Plots isn't trying to replace any of that. It links directly to existing booking systems, social media pages, and club websites. It's the context layer that sits underneath, connecting the dots between scattered information and giving fisheries a single place to manage how they appear.
The Owner Side
This is where it gets interesting from a business perspective. Fishery owners can claim their venue, manage their listing, link their booking systems and social channels, and see engagement analytics. Views, saves, enquiries, trends over time. For an industry where most operators have zero visibility into demand patterns, that's significant.
The platform also surfaces similar waters automatically. If someone's browsing a day ticket carp lake in Kent, they'll see other venues with matching characteristics. That's not just useful for anglers. It's distribution for fisheries that would otherwise rely entirely on word of mouth.
Privacy by Design
All pattern recognition runs on the server. Nothing goes to external AI services. No data leaves the platform. Owner visibility controls are respected everywhere, and engagement data is always aggregated, never exposed at the individual level. In an industry where trust matters enormously and some venue owners are rightly protective of their waters, this isn't a feature. It's a prerequisite.
The Build
The current version runs on PHP 8.4, MySQL 8, Leaflet.js for mapping, and GeoJSON for the polygon data. Vanilla JavaScript, custom CSS, OpenWeather API for conditions, bcrypt for auth.

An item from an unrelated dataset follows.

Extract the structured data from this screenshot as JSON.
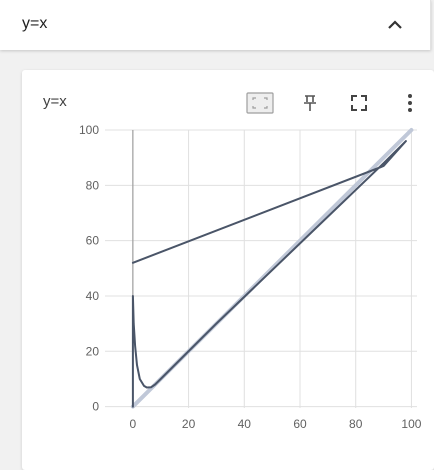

No framework overhead, no unnecessary dependencies. It's being migrated to Next.js, TypeScript, and Vercel with Neon Postgres, but the PHP version is live and functional now.
I designed the database with 25+ normalised tables, full relational integrity, and role-based access from the start. It's built to scale, but it started with one question: what would I want to see if I was looking for somewhere to fish this weekend?
Who It's For
Commercial day ticket fisheries. Coarse venues managing demand. Clubs and associations with controlled access. Holiday complexes. Tackle shops looking for local visibility. Anyone in the business of running a fishery who wants a proper, structured web presence without building one from scratch.
It's not for crowdsourcing secret waters or building a social media platform around fishing. That already exists, and it's noisy enough.
Plots is infrastructure. Quiet, useful, and controlled by the people who run the venues. That felt like something worth building.